Published On: Mon, Aug 15th, 2011

B2B or not 2B

By Gerald Sherman

Business-to-Business selling, is just what the name says; it is business that occurs between two businesses.  In the real world Business-to-Business selling (or B2B for short) is far different than Business-to-Consumer selling or B2C. In B2C the transactions are relatively quick compared to the long-term personal relationships that are involved in B2B selling.

B2B introduces additional complexity into the scene because you are selling, not to a consumer, but to a corporate client. This type of customer is unique – the individual who’s buying the product/service will not personally be using it. And while the client has personal taste that guides them along the purchasing process, ultimately they represent the needs of an entire business.

The B2B client acts not only upon the needs and likes of their own, but also upon the requests and directions of the executives, marketing, and sales staff of her/his company. So when the client considers making a purchase, they of course want to like it personally.

However, they commit to buy the product/service primarily to satisfy the needs and wants of their target customer and depend heavily on what management and the marketing staff will feel is marketable.  The client’s main consideration is that the product/service will be a benefit for the business.

The B2B salesperson that “brings in the business” is highly regarded by management.  Such a successful B2B seller is not considered “overhead” but rather, for management, that salesperson is a walking “cash register.”  Bringing in the business is the key to the future of the business and therefore those salespeople who can get new accounts and expand the business are often assigned to bigger accounts or given larger territories and many times promoted to managerial positions.

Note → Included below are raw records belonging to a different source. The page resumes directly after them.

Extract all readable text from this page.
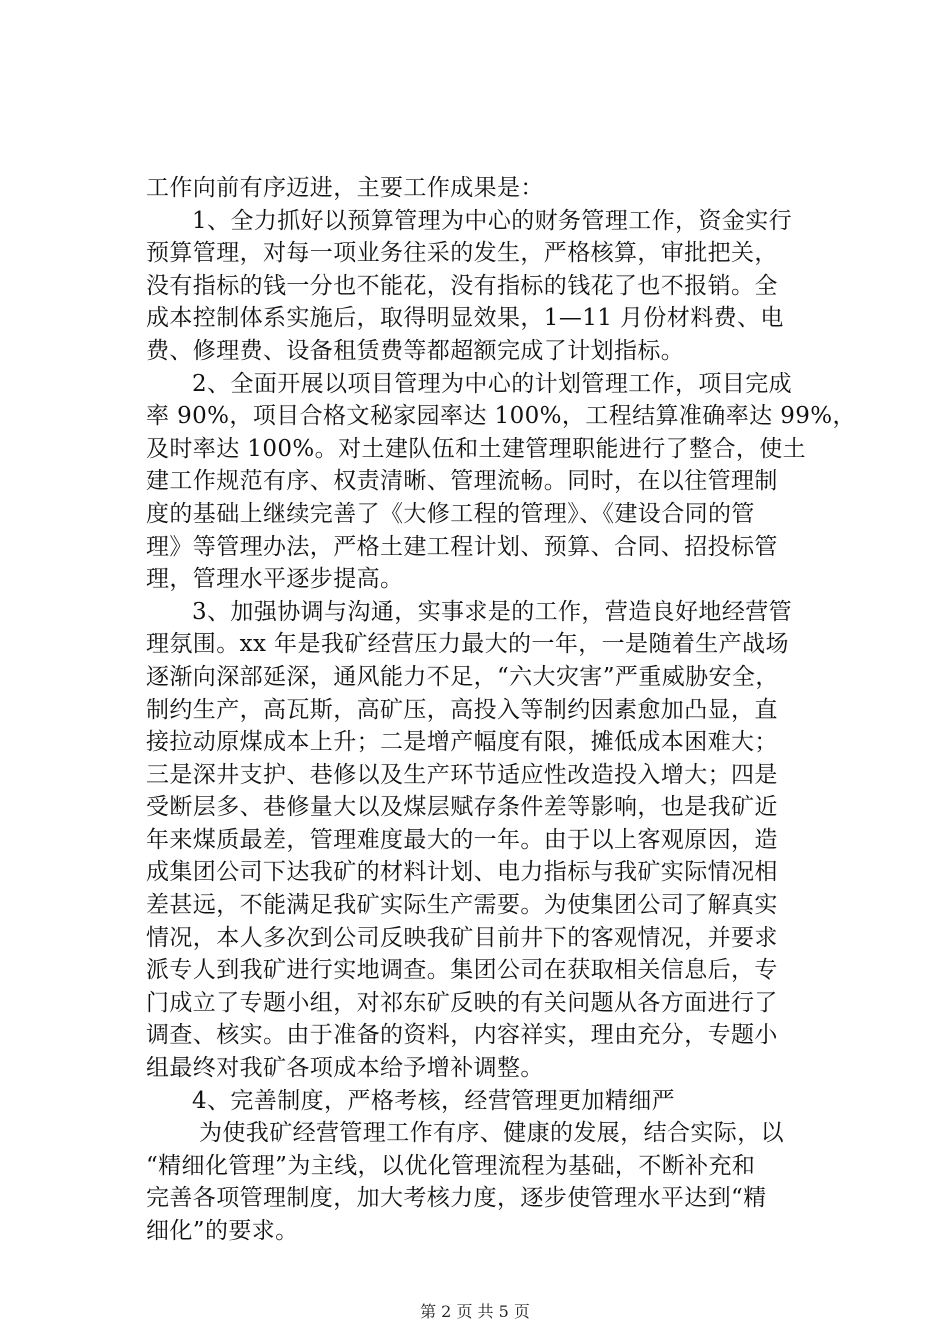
工作向前有序迈进，主要工作成果是：
1、全力抓好以预算管理为中心的财务管理工作，资金实行
预算管理，对每一项业务往采的发生，严格核算，审批把关，
没有指标的钱一分也不能花，没有指标的钱花了也不报销。全
成本控制体系实施后，取得明显效果，1—11 月份材料费、电
费、修理费、设备租赁费等都超额完成了计划指标。
2、全面开展以项目管理为中心的计划管理工作，项目完成
率 90%，项目合格文秘家园率达 100%，工程结算准确率达 99%，
及时率达 100%。对土建队伍和土建管理职能进行了整合，使土
建工作规范有序、权责清晰、管理流畅。同时，在以往管理制
度的基础上继续完善了《大修工程的管理》、《建设合同的管
理》等管理办法，严格土建工程计划、预算、合同、招投标管
理，管理水平逐步提高。
3、加强协调与沟通，实事求是的工作，营造良好地经营管
理氛围。xx 年是我矿经营压力最大的一年，一是随着生产战场
逐渐向深部延深，通风能力不足，“六大灾害”严重威胁安全，
制约生产，高瓦斯，高矿压，高投入等制约因素愈加凸显，直
接拉动原煤成本上升；二是增产幅度有限，摊低成本困难大；
三是深井支护、巷修以及生产环节适应性改造投入增大；四是
受断层多、巷修量大以及煤层赋存条件差等影响，也是我矿近
年来煤质最差，管理难度最大的一年。由于以上客观原因，造
成集团公司下达我矿的材料计划、电力指标与我矿实际情况相
差甚远，不能满足我矿实际生产需要。为使集团公司了解真实
情况，本人多次到公司反映我矿目前井下的客观情况，并要求
派专人到我矿进行实地调查。集团公司在获取相关信息后，专
门成立了专题小组，对祁东矿反映的有关问题从各方面进行了
调查、核实。由于准备的资料，内容祥实，理由充分，专题小
组最终对我矿各项成本给予增补调整。
4、完善制度，严格考核，经营管理更加精细严
为使我矿经营管理工作有序、健康的发展，结合实际，以
“精细化管理”为主线，以优化管理流程为基础，不断补充和
完善各项管理制度，加大考核力度，逐步使管理水平达到“精
细化”的要求。
第 2 页 共 5 页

In terms of job security, the successful B2B salesperson develops strong business relationships with key clients, and as a result gains a high degree of indispensability.  Management doesn’t want to lose key customers. However, no matter how many clients you have, being reliable and honest are two requirements to keeping one’s job. Becoming a successful B2B salesperson can lead to management positions.

In B2B selling, the seller has fewer clients and fewer transactions; therefore it opens the door for the seller to spend longer periods of time with the client, thus making it not only feasible but also necessary to establish a long-term relationship with them. We find that in many cases both client and seller are personally involved in the building of the business relationship. More time is spent in solving problems and reaching objective and goals. B2B selling is the platform for something that requires old-fashioned personal selling.

By “old-fashioned” personal selling – which applies in retail sales in many cases as well – we actually mean the time-tested fundamentals of personal selling, which never change:

 

  • Acting with integrity at all times
  • Maintaining a positive attitude
  • Developing a friendly relationship with the client (but not the slap-on-the back kind!)
  • Genuinely liking people, or what we call being a people person
  • Relating to a diversified audience
  • Developing a partnership with the buyer
  • Keeping focused that each transaction has to be to the mutual benefit of the both seller and client
  • Keeping a deep interest in developing profits for the client’s company
  • Being knowledgeable about your service/product as well as the client’s business.

We have an increasingly global market and B2B selling has an important role in it.

Excerpts from the book, The Real World Guide to Fashion Selling & Management, Gerald J. Sherman & Sar S. Perlman, Fairchild Publications, Division of Conde Nast, (N.Y.).